Good compliance with such techniques has been shown to reduce VAP-rates by 50% [13]. There is evidence that subglottic secretion drainage is effective in VAP prevention.

Catheter-associated urinary tract infection


The prevalence of CAUTI in the ICU is 12–20% [4]‌ with an incidence density of 1 to 5 episodes per 1000 catheter-days [14].


Similar to non-ICU settings, Enterobacteriaceae (E. coli, Klebsiella species, Proteus species, Enterobacter species, Citrobacter species, Providencia species, Serratia species, Morganella species) are the predominant pathogens in CAUTI. However, non-fermentative micro-organisms, such as Pseudomonas species, Acinetobacter baumannii, and Stenotrophomonas species are also isolated. Gram-positive bacteria, such as Enterococcus species and S. aureus are less frequently identified.


The definition of CAUTI in the ICU is controversial and challenging as clinical signs such as urgency, frequency, dysuria, or suprapubic tenderness cannot be assessed in sedated patients. The only clinically useful sign is fever. In practice, CAUTI diagnosis is likely if the patient has a fever without apparent source and confirmed by a positive urine culture (≥105 micro-organisms per cm3 of urine with no more than two species of micro-organisms).


CAUTI treatment must take into account antibiotic susceptibility testing from identified micro-organisms. Pre-emptive therapy of ICU-acquired CAUTI must include an antibiotic with activity against Enterobacteriaceae and non-fermentative micro-organisms. Emerging resistance in Gram-negative bacteria is a real concern. Enterobacteriaceae, in most countries harbour extended-spectrum beta-lactamases, in particular Klebsiella species and E. coli, and carbapenem resistance is emerging worldwide.


Most guidelines recommend limiting catheter use by evaluating the necessity of catheterization and reviewing the ongoing need for urinary catheters. Catheter insertion should use an aseptic technique with sterile equipment. Whether silver alloy or antibiotic-impregnated catheters reduce the risk of infection remains a controversial issue. However, there is consensus to use the smallest bore catheter. For catheter maintenance, a closed drainage system should be used, routine irrigation should be avoided, and the drainage bag must be placed below the level of the bladder. Routine urine cultures must be avoided as asymptomatic bacteriuria should not be treated. Systemic antibiotic prophylaxis is not recommended outside urinary tract malformations in small children [15].
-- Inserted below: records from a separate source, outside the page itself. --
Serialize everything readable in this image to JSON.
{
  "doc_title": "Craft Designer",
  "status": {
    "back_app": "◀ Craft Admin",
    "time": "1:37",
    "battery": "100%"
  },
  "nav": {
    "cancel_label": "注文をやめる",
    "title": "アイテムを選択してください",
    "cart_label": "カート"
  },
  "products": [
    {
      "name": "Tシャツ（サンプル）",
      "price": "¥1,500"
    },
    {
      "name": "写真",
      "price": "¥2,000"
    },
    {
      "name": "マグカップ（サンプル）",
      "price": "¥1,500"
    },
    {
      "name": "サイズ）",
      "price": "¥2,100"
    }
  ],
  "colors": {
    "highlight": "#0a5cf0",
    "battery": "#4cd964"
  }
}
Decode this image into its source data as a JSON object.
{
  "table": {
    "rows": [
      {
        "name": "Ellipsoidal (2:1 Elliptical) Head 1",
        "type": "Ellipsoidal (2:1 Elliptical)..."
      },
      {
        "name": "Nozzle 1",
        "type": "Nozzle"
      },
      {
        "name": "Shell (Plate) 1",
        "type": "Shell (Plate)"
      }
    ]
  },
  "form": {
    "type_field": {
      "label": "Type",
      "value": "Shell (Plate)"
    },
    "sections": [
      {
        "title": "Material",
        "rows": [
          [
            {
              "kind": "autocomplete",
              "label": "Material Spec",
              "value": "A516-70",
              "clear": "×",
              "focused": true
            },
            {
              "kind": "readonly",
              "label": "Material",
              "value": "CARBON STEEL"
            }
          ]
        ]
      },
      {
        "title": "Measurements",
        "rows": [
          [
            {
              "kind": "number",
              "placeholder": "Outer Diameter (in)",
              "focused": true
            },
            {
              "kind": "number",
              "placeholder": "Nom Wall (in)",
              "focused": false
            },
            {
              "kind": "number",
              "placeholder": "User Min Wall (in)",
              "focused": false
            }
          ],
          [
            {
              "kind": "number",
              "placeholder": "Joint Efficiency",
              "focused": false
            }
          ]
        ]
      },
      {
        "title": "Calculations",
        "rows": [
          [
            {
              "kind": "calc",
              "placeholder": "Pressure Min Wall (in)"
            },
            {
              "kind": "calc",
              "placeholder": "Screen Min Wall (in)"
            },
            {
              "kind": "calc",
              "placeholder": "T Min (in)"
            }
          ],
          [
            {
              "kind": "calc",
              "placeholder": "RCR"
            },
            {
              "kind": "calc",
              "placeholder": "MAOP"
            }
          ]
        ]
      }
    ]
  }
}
Implementation of best practice

The successful implementation of best infection control practices is not an easy task. It depends on individuals, the hospital setting, the local and national context, the design of the prevention programme and how it is structured and conducted [16]. Successful prevention programmes offer a comprehensive protocol; follow a multidisciplinary approach in the preparation phase, and a multimodal training and education strategy in the implementation phase [17]. Education and training sessions should be as practical as possible and actively involve frontline workers, e.g. in workshops, simulator training, and focus groups [17]. Distributing guidelines or merely promoting bundles is insufficient to motivate health care workers to change practice [17]. Messages must be embedded in a multimodal training strategy and actively supported by the top leaders [18]. Champions who actively lead efforts to implement best practices in their teams and a positive organisational culture by fostering working relationships and communication across units and staff groups help in the implementation process. Surveillance of process indicators or outcomes, such as CLABSI, VAP, or CAUTI, preferably in a surveillance network similar to US National Healthcare Safety Network, the German nosocomial infection surveillance system (KISS), or the International Nosocomial Infection Control Consortium (INICC), and in combination with timely performance feedback to health care workers at the frontline help to maintain best practice.